Wissot: Vietnam War anger can last a long time
I was 20 when I first became aware of the Vietnam War. It was the fall of 1965 and I was enrolled in the Writer’s Workshop at the University of Iowa.
A black-draped coffin with the words “Stop the War” accompanied by a small procession of student protestors passed by my window at the Airliner bar on the quadrangle where I was illegally enjoying a late afternoon beer.
Vietnam shaped my views on fate, authority, injustice; it also taught me about the consequences of our backing a corrupt South Vietnamese government in a civil war with a more resolute North Vietnamese communist regime.
The key year for me was 1968. It was the year that all hell broke loose in the country.
Martin Luther King Jr. and John F. Kennedy had been assassinated; Lyndon Baines Johnson declined to seek re-election; war protests outside the Democratic National Convention in Chicago turned into a blood bath when police tried to arrest street protestors.
When my draft notification came in May, I was teaching English as a Second Language to foreign-born kids from South America, Europe and the Middle East at Hackensack High School in New Jersey. I was the only ESL teacher in the school.
I had ambivalent feelings about serving. On the one hand, I thought the war was pointless, a colossal blunder, a testament to political hubris and military incompetence. On the nightly television news, I watched body bag after body bag being loaded onto aircraft bringing dead soldiers home from the battlefields.
I saw myself in one of those body bags, and for what purpose? Dying in an unwinnable war? By February 1968, Walter Cronkite had seen enough. He was convinced that “the bloody experience” would end in a stalemate.”
I was pissed at LBJ for sacrificing the lives of young men and women like me because he didn’t want to go down in history as the president who lost the Vietnam War. In my estimation, he preferred saving face to saving lives.
On the other hand, I felt my choices were limited. I wasn’t anti-war; I was anti-this war. I wasn’t a pacifist who could apply for a deferment as a conscientious objector. I wasn’t anti-military. My father had proudly served as an officer in World War II. Seeking asylum in Canada, and draft-dodging, held no appeal. Nor did imprisonment. Going to war was still better than going to jail.

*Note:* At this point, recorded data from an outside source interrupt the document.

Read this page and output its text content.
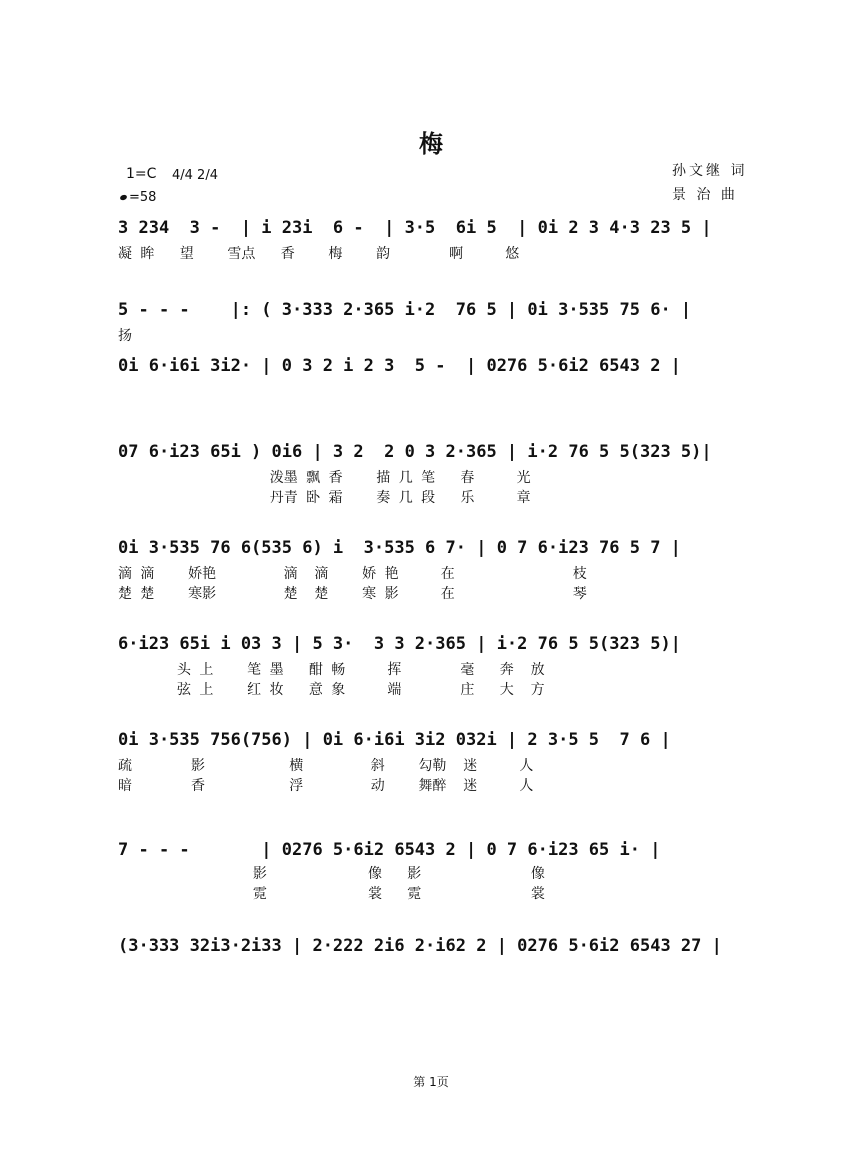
梅
1=C 4/4 2/4
=58
孙文继 词
景 治 曲
3 234  3 -  | i 23i  6 -  | 3·5  6i 5  | 0i 2 3 4·3 23 5 |
凝 眸   望    雪点   香    梅    韵       啊     悠
5 - - -    |: ( 3·333 2·365 i·2  76 5 | 0i 3·535 75 6· |
扬
0i 6·i6i 3i2· | 0 3 2 i 2 3  5 -  | 0276 5·6i2 6543 2 |
07 6·i23 65i ) 0i6 | 3 2  2 0 3 2·365 | i·2 76 5 5(323 5)|
泼墨 飘 香    描 几 笔   春     光
丹青 卧 霜    奏 几 段   乐     章
0i 3·535 76 6(535 6) i  3·535 6 7· | 0 7 6·i23 76 5 7 |
滴 滴    娇艳        滴  滴    娇 艳     在              枝
楚 楚    寒影        楚  楚    寒 影     在              琴
6·i23 65i i 03 3 | 5 3·  3 3 2·365 | i·2 76 5 5(323 5)|
头 上    笔 墨   酣 畅     挥       毫   奔  放
弦 上    红 妆   意 象     端       庄   大  方
0i 3·535 756(756) | 0i 6·i6i 3i2 032i | 2 3·5 5  7 6 |
疏       影          横        斜    勾勒  迷     人
暗       香          浮        动    舞醉  迷     人
7 - - -       | 0276 5·6i2 6543 2 | 0 7 6·i23 65 i· |
影            像   影             像
霓            裳   霓             裳
(3·333 32i3·2i33 | 2·222 2i6 2·i62 2 | 0276 5·6i2 6543 27 |
第 1页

So one morning I glumly boarded a yellow school bus and rode to an army enlistment center in Newark where I took my physical exam. I passed with flying colors. So did Eduardo Jijon, an 18-year-old all-state soccer player from Ecuador, and one of my ESL students.
Then fate intervened. While waiting for my induction orders, a local selective service officer called on my principal, Carl Padovano, and asked if any male teachers in the school were teaching a critically important subject and could not be easily replaced. On the basis of my being the only ESL teacher, I was given an occupational deferment.
My best friend in the English department, Rich Rau, was teaching Shakespeare and the Romantic poets to juniors enrolled in college prep classes. He was drafted, assigned to the infantry, and sent to Vietnam. My reaction was to think, there but for the grace of ESL go I. I worried throughout the war about the survivor’s guilt I would feel if Rich came home in a body bag.
If my anger was limited to what I saw as the wastefulness of the war, I wouldn’t have carried it inside of me for so long like an unhealed wound. It was how unjustly war returnees were treated when they came home that sustained my anger.
A friend of mine told me the story of sitting down at the rooftop bar of the Nob Hotel in San Francisco dressed in uniform, and to have the patron seated next to him stand up, spit in his face, and leave.
It took the successful and short-lived Gulf War in 1991, when I saw people in airports stop and thank the returning troops, for me to witness public patriotism and gratitude expressed again.
In the late 1980s when I began doing stand-up comedy, I frequently opened for John Paul, a well known Denver comic and Vietnam veteran. I recall one night when we were doing a show for a large audience at the Hotel Denver in Glenwood Springs. Paul closed his act by asking if any Vietnam veterans in the audience would please stand. About 15 men stood up. He then asked them to raise their hands if they had ever been thanked for their service to the country. Not a hand went up.
They are still waiting for a thank you.
P. S. Rich Rau returned home safely from the war.